Local Model-Based Pareto Front Estimation for Multiobjective Optimization
提出一种基于局部模型的帕累托前沿估计方法,通过将种群分组并构建局部模型来逼近复杂几何结构的前沿,在39个问题上优于四种进化算法,尤其适用于不规则帕累托前沿问题。
The Pareto front (PF) estimation has become an emerging strategy for solving multiobjective optimization problems in recent studies. By approximating the geometrical structure of the PF during the evolutionary procedure, some PF estimation approaches have been suggested and shown effectiveness in guiding the search direction of evolutionary algorithms. However, these approaches encounter difficulties in handling irregular PFs, whose geometrical structures are too complex to be properly approximated. To address this issue, this article proposes a novel PF estimation approach based on local models.

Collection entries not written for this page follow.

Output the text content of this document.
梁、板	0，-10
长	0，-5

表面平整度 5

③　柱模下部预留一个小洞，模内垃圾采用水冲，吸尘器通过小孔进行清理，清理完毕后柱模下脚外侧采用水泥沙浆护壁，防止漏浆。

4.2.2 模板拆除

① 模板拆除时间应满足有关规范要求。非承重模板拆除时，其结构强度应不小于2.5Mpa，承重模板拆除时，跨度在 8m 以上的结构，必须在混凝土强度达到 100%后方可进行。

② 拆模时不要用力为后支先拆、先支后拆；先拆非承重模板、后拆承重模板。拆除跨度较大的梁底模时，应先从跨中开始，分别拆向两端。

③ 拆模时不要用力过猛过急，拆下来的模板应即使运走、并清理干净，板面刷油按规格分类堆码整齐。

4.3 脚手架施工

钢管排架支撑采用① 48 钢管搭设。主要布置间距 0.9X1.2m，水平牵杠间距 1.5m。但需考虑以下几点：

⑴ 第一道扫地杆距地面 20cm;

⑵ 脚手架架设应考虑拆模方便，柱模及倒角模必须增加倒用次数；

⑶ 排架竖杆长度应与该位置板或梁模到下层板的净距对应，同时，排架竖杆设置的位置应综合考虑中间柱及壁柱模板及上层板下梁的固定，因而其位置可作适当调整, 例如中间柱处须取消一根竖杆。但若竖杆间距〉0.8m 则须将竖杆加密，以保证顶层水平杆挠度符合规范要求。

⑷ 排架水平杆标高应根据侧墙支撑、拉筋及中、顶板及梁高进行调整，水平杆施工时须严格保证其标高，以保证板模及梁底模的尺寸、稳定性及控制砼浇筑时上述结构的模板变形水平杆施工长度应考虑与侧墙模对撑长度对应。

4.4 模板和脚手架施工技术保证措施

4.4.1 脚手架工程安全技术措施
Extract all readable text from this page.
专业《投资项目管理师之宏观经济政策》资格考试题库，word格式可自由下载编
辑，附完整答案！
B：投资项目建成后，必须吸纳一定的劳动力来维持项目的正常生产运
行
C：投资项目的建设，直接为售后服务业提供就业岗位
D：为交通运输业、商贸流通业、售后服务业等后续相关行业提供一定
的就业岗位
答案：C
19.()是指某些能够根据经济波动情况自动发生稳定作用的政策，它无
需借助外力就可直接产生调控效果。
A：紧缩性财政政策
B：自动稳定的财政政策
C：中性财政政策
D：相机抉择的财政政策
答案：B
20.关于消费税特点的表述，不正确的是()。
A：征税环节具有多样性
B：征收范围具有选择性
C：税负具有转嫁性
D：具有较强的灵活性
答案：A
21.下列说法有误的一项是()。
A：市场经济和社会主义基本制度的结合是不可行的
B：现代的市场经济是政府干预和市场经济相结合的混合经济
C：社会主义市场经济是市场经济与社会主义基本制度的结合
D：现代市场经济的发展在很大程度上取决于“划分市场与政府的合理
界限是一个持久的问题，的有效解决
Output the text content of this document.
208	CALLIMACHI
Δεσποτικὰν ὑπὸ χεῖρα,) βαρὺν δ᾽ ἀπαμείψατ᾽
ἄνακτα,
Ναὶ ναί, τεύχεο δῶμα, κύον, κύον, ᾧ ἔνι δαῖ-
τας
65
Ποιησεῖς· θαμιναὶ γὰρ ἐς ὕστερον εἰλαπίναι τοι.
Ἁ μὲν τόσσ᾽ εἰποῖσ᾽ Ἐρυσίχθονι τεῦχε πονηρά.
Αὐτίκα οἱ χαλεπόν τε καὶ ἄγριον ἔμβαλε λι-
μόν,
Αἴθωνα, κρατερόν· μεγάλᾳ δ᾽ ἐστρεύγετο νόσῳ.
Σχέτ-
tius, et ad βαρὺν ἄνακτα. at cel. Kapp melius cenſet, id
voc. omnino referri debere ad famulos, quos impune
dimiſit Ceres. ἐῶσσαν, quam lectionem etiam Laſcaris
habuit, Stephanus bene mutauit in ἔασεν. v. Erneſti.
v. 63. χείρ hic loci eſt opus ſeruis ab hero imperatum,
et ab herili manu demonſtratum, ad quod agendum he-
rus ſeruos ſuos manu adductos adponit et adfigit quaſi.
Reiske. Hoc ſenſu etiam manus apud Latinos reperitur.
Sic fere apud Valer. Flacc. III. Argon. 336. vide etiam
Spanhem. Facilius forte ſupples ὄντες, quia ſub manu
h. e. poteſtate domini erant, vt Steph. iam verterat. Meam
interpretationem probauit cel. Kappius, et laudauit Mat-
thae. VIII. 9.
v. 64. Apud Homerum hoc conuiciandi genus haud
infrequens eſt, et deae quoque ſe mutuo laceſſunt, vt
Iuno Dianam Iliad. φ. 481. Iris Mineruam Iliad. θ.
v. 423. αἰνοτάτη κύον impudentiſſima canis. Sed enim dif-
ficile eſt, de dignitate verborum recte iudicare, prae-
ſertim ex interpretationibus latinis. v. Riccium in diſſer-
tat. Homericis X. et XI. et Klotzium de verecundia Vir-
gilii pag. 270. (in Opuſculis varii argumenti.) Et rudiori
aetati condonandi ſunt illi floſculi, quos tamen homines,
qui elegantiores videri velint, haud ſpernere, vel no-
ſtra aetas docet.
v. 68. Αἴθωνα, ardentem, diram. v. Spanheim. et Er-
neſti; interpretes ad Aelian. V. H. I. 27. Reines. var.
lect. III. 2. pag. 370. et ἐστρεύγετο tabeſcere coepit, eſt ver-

In contrast to existing approaches estimating the PF via a reference point set or a single model, the proposed approach automatically divides the population into several groups and builds a local model for each group of solutions. In spite of the simplicity of each local model, the combination of all the local models can approximate the PFs with complex geometrical structures. An evolutionary algorithm is then developed based on the local model-based PF estimation approach and a novel fitness function and is compared with four evolutionary algorithms on 39 problems. Statistical results indicate that the proposed algorithm exhibits better performance than the compared algorithms, especially on problems with highly irregular PFs.